Michelle Snodgrass, lead prosecutor of Hubers’ case, told Killer Cases that while she recognizes that people behave abnormally when in shock, she’d never heard “that somebody pirouettes when they’re in shock. That someone sings when they’re in shock. That someone snaps their fingers and says, ‘I did it!’ when they’re in shock.”
Initial Trial
Hubers went to trial in April 2015.
Prosecutors claimed that the woman was obsessed with Poston, sometimes sending him 50 to 100 texts a day, and stalking him at home and at work. They say she was motivated by Poston’s stated desire to end their tumultuous, on-again, off-again relationship, with the murderous violence ultimately triggered by his landing a date with Miss Ohio 2012, Audrey Bolte.
The trial lasted for two weeks; in her trial, Hubers’ defense repeated the domestic violence claim laid out in her initial 911 call.
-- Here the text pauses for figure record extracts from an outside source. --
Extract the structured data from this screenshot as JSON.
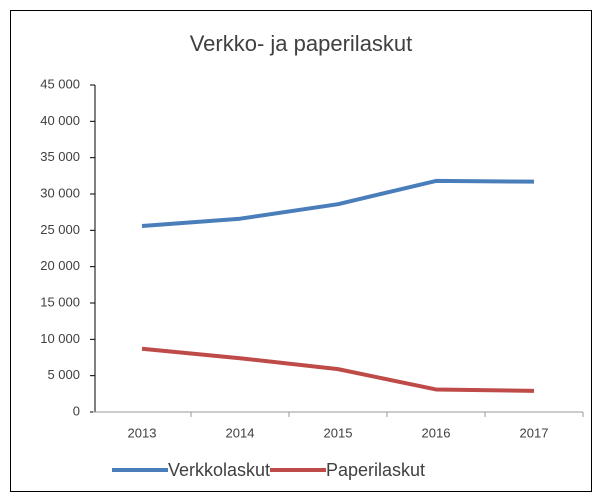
{
  "chart_data": {
    "type": "line",
    "title": "Verkko- ja paperilaskut",
    "categories": [
      "2013",
      "2014",
      "2015",
      "2016",
      "2017"
    ],
    "series": [
      {
        "name": "Verkkolaskut",
        "color": "#4a7ebb",
        "values": [
          25600,
          26600,
          28600,
          31800,
          31700
        ]
      },
      {
        "name": "Paperilaskut",
        "color": "#be4b48",
        "values": [
          8700,
          7400,
          5900,
          3100,
          2900
        ]
      }
    ],
    "ylim": [
      0,
      45000
    ],
    "yticks": [
      0,
      {
        "value": 5000,
        "label": "5 000"
      },
      {
        "value": 10000,
        "label": "10 000"
      },
      {
        "value": 15000,
        "label": "15 000"
      },
      {
        "value": 20000,
        "label": "20 000"
      },
      {
        "value": 25000,
        "label": "25 000"
      },
      {
        "value": 30000,
        "label": "30 000"
      },
      {
        "value": 35000,
        "label": "35 000"
      },
      {
        "value": 40000,
        "label": "40 000"
      },
      {
        "value": 45000,
        "label": "45 000"
      }
    ],
    "grid": false,
    "legend": "bottom"
  }
}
But the jury was unmoved and convicted Hubers of murder after only five hours of deliberation.
At her sentencing, Campbell County Circuit Court Judge Fred A. Stine called Poston’s murder “as cold-blooded an act as I’ve been associated with in the criminal justice system.” He gave her 40 years, with no parole eligibility for the first 34 years.
But the following year, Judge Stine overturned the conviction when it came to light that a felon had sat on the jury—which is not allowed under Kentucky law.
Abuse Excuse
Hubers hired a different defense attorney, David Eldridge, for her retrial. In court, Eldridge offered a new defense. Rather than claiming physical self-defense, “our approach was to focus more on the extreme emotional disturbance,” Eldridge told Killer Cases, noting that there’s an “extreme emotional disturbance” exception for murder cases in Kentucky which downgrades a murder charge to manslaughter.
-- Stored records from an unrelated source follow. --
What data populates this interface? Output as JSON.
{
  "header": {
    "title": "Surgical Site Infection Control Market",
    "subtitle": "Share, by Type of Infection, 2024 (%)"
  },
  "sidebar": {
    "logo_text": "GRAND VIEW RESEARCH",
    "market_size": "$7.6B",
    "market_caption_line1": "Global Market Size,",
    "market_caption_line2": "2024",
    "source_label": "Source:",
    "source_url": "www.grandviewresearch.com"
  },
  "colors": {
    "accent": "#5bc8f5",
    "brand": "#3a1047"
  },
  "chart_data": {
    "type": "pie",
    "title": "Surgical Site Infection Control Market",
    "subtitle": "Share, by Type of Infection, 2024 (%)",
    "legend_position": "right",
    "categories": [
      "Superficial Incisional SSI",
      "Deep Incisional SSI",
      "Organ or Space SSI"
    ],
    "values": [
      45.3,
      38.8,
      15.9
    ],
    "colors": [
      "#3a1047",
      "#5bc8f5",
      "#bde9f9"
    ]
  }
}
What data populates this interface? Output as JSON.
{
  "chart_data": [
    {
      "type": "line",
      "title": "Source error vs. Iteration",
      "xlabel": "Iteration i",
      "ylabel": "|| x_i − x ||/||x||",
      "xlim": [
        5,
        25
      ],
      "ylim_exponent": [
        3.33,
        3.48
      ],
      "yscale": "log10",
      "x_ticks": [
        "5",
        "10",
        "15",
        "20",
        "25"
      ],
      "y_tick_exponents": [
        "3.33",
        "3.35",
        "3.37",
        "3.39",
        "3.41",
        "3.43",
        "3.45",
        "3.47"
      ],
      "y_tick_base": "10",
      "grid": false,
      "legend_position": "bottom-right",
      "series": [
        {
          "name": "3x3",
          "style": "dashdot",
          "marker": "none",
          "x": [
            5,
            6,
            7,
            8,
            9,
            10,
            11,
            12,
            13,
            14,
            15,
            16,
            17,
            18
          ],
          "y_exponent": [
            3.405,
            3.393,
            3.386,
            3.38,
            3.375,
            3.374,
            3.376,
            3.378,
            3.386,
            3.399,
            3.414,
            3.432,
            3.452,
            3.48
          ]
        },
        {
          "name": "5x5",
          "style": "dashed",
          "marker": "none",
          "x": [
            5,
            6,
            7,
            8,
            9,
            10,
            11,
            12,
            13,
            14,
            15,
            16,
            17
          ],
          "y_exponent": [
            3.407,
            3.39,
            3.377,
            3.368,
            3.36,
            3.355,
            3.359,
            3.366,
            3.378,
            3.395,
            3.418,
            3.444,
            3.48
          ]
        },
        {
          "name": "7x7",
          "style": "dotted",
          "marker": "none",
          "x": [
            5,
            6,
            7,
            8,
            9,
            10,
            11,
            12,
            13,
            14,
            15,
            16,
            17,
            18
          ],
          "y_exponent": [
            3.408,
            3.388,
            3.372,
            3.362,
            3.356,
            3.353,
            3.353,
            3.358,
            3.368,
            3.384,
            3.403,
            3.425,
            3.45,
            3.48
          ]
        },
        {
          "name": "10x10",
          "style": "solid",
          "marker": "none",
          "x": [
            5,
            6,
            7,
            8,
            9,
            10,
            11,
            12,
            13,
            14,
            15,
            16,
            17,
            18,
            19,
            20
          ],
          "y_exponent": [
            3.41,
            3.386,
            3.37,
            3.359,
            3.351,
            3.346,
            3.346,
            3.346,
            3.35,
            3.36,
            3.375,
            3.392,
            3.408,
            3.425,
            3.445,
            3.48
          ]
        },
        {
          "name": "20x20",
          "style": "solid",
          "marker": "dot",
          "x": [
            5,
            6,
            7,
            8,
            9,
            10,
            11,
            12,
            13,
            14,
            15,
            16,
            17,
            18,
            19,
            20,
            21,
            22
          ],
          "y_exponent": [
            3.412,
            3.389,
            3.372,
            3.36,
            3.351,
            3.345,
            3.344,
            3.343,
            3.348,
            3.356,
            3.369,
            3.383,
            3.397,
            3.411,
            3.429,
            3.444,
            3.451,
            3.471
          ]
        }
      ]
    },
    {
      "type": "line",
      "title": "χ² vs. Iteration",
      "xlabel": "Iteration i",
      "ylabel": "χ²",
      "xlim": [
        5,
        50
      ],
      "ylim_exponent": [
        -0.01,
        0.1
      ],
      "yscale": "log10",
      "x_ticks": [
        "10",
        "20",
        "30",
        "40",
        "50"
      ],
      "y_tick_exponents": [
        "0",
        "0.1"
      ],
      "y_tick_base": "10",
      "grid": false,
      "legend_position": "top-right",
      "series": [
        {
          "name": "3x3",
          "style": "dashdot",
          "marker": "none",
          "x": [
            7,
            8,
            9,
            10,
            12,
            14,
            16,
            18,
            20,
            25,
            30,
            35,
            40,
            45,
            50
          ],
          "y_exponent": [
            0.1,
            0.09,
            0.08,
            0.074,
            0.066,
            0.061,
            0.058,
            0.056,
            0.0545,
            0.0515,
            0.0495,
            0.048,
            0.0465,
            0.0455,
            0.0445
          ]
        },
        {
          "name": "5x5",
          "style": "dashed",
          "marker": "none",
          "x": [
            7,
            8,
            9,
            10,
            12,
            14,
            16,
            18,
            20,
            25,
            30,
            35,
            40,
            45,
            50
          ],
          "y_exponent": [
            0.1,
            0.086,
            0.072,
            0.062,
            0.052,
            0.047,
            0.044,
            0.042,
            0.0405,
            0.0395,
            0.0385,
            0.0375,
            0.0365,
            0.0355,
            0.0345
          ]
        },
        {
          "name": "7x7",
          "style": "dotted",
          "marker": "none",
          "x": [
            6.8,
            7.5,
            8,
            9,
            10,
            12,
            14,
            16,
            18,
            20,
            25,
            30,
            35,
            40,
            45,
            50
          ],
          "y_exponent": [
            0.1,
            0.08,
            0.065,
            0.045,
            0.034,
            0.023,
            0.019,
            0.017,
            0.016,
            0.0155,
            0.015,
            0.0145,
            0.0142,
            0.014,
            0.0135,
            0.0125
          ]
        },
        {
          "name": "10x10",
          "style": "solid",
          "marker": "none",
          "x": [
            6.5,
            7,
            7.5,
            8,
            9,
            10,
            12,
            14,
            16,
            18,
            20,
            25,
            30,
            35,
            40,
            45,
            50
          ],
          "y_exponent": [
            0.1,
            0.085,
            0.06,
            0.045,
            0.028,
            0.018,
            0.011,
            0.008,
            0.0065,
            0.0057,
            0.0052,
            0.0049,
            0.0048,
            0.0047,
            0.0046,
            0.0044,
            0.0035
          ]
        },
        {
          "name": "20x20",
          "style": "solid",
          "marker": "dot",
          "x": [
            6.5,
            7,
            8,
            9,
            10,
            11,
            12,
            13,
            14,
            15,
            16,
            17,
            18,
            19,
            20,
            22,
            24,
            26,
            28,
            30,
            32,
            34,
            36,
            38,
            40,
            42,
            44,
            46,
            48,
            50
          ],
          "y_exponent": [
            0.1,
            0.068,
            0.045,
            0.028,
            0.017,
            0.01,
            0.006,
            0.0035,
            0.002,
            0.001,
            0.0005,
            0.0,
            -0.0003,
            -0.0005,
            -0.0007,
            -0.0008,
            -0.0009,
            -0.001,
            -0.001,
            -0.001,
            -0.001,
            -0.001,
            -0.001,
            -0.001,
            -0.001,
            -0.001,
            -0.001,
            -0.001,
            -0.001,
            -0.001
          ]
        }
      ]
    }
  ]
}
According to Eldridge, Hubers’ emotional disturbance occurred because Poston was verbally abusive to her, berating her constantly. A psychologist testified that she was likely suffering from PTSD and borderline personality disorder. The defense also claimed that Poston was distressed because of emotional fallout and frustration in the relationship tied to her inability to achieve orgasm.
But the prosecution had numerous witnesses who helped enforce a narrative of cold-blooded premeditation. Hubers had sent texts to a friend prior to the murder in which she joked about wanting to “accidentally” shoot Poston at a gun range. A sales clerk from the local mall, Tara Filliater, testified that she overheard Hubers telling Filliater’s coworker that she was going to kill her boyfriend only hours before the shooting.
Sentencing
As with the first trial, Hubers’ new trial yielded a guilty verdict on August 28, 2018. This time, instead of being sentenced to 40 years, she was given life.
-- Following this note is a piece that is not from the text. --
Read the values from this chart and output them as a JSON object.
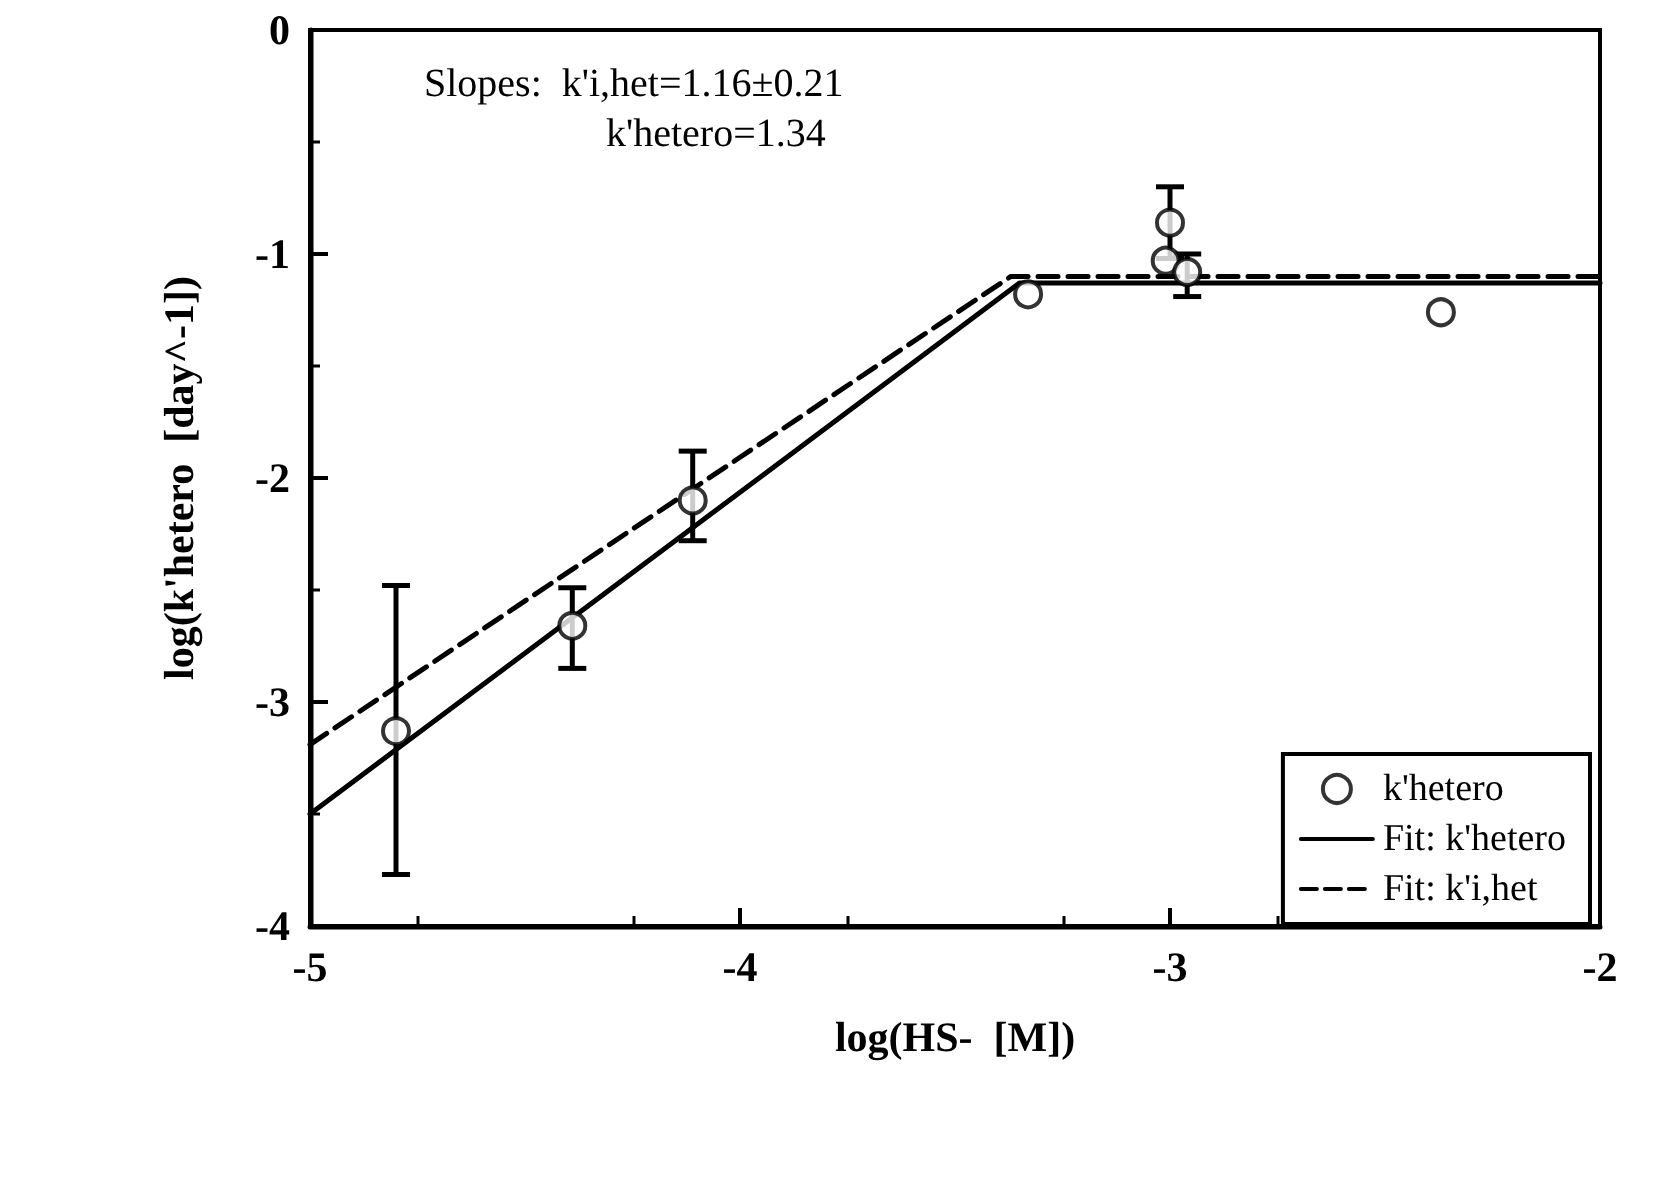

“There is no satisfaction,” said Adam Bleile, a friend of Poston’s told Killer Cases. “There’s no relief… I hope her today is worse than it was yesterday, and I hope tomorrow is worse than it is today… There’d be no penalty severe enough for there to be justice.”
Where is Shayna Hubers Now?
During her retrial, Hubers married Unique Taylor, a transgender woman, while in jail. On January 14, 2019, Hubers filed for a divorce at the Campbell County Family Court, according to court records. The filing stated the marriage was “irretrievably broken.”
Hubers is currently serving her sentence at the Kentucky Correctional Institution for Women.